Clinical Consequences
  • Influenza is characterized by the rapid onset of constitutional symptoms such as fever, headache, myalgia, and chills as well as a pharyngitis and cough. Constitutional symptoms usually subside within 4-5 days although the respiratory symptoms may last for a week or longer. When infection is uncomplicated, most patients return to normal health rapidly.
  • Complicated courses of influenza are more common in those with pre-existing chronic diseases as well as the elderly and in children.

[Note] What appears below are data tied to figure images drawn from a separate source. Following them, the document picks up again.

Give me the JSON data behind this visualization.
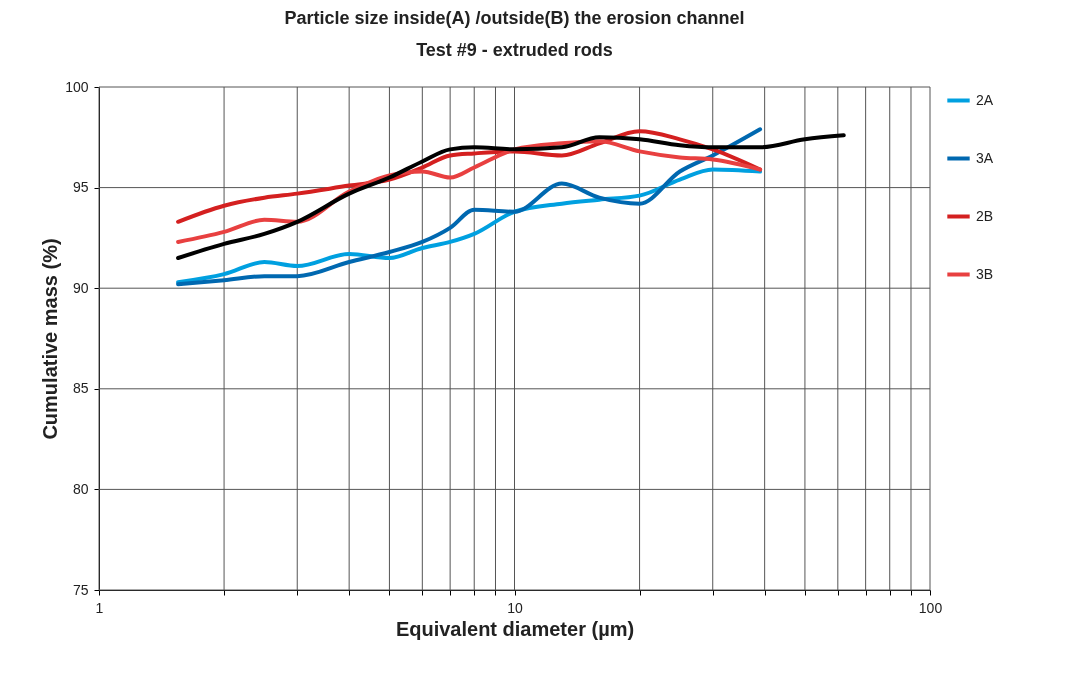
{
  "chart_data": {
    "type": "line",
    "title": "Particle size inside(A) /outside(B) the erosion channel",
    "subtitle": "Test #9 - extruded rods",
    "xlabel": "Equivalent diameter (µm)",
    "ylabel": "Cumulative mass (%)",
    "log": "x",
    "grid": true,
    "legend": "right",
    "line_style": "solid",
    "marker": "none",
    "xlim": [
      1,
      100
    ],
    "xticks": [
      1,
      {
        "value": 2,
        "label": null
      },
      {
        "value": 3,
        "label": null
      },
      {
        "value": 4,
        "label": null
      },
      {
        "value": 5,
        "label": null
      },
      {
        "value": 6,
        "label": null
      },
      {
        "value": 7,
        "label": null
      },
      {
        "value": 8,
        "label": null
      },
      {
        "value": 9,
        "label": null
      },
      10,
      {
        "value": 20,
        "label": null
      },
      {
        "value": 30,
        "label": null
      },
      {
        "value": 40,
        "label": null
      },
      {
        "value": 50,
        "label": null
      },
      {
        "value": 60,
        "label": null
      },
      {
        "value": 70,
        "label": null
      },
      {
        "value": 80,
        "label": null
      },
      {
        "value": 90,
        "label": null
      },
      100
    ],
    "ylim": [
      75,
      100
    ],
    "yticks": [
      75,
      80,
      85,
      90,
      95,
      100
    ],
    "x": [
      1.55,
      2,
      2.5,
      3,
      4,
      5,
      6,
      7,
      8,
      10,
      13,
      16,
      20,
      25,
      30,
      39
    ],
    "series": [
      {
        "name": "2A",
        "color": "#00a0e0",
        "values": [
          90.3,
          90.7,
          91.3,
          91.1,
          91.7,
          91.5,
          92,
          92.3,
          92.7,
          93.8,
          94.2,
          94.4,
          94.6,
          95.4,
          95.9,
          95.8
        ]
      },
      {
        "name": "3A",
        "color": "#0068b0",
        "values": [
          90.2,
          90.4,
          90.6,
          90.6,
          91.3,
          91.8,
          92.3,
          93,
          93.9,
          93.8,
          95.2,
          94.5,
          94.2,
          95.8,
          96.6,
          97.9
        ]
      },
      {
        "name": "2B",
        "color": "#d42020",
        "values": [
          93.3,
          94.1,
          94.5,
          94.7,
          95.1,
          95.4,
          96,
          96.6,
          96.7,
          96.8,
          96.6,
          97.2,
          97.8,
          97.4,
          96.9,
          95.9
        ]
      },
      {
        "name": "3B",
        "color": "#e84040",
        "values": [
          92.3,
          92.8,
          93.4,
          93.3,
          94.8,
          95.6,
          95.8,
          95.5,
          96,
          96.9,
          97.2,
          97.3,
          96.8,
          96.5,
          96.4,
          95.9
        ]
      },
      {
        "color": "#000000",
        "x": [
          1.55,
          2,
          2.5,
          3,
          4,
          5,
          6,
          7,
          8,
          10,
          13,
          16,
          20,
          25,
          30,
          39,
          50,
          62
        ],
        "values": [
          91.5,
          92.2,
          92.7,
          93.3,
          94.7,
          95.5,
          96.3,
          96.9,
          97,
          96.9,
          97,
          97.5,
          97.4,
          97.1,
          97,
          97,
          97.4,
          97.6
        ]
      }
    ]
  }
}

The primary complication of Influenza is an atypical community-acquired pneumonia. Pneumonia due to the influenza virus itself (Primary Influenza Pneumonia) is rare but when it does occur is quite severe. Much more commonly, reduced pulmonary immunity following influenza infection results in a secondary bacterial pneumonia usually due to Streptococcus pneumoniae, Staphylococcus aureus, or Haemophilus influenzae. In these patients, recovery from the influenza infection is followed in a few days by a bacterial pneumonia.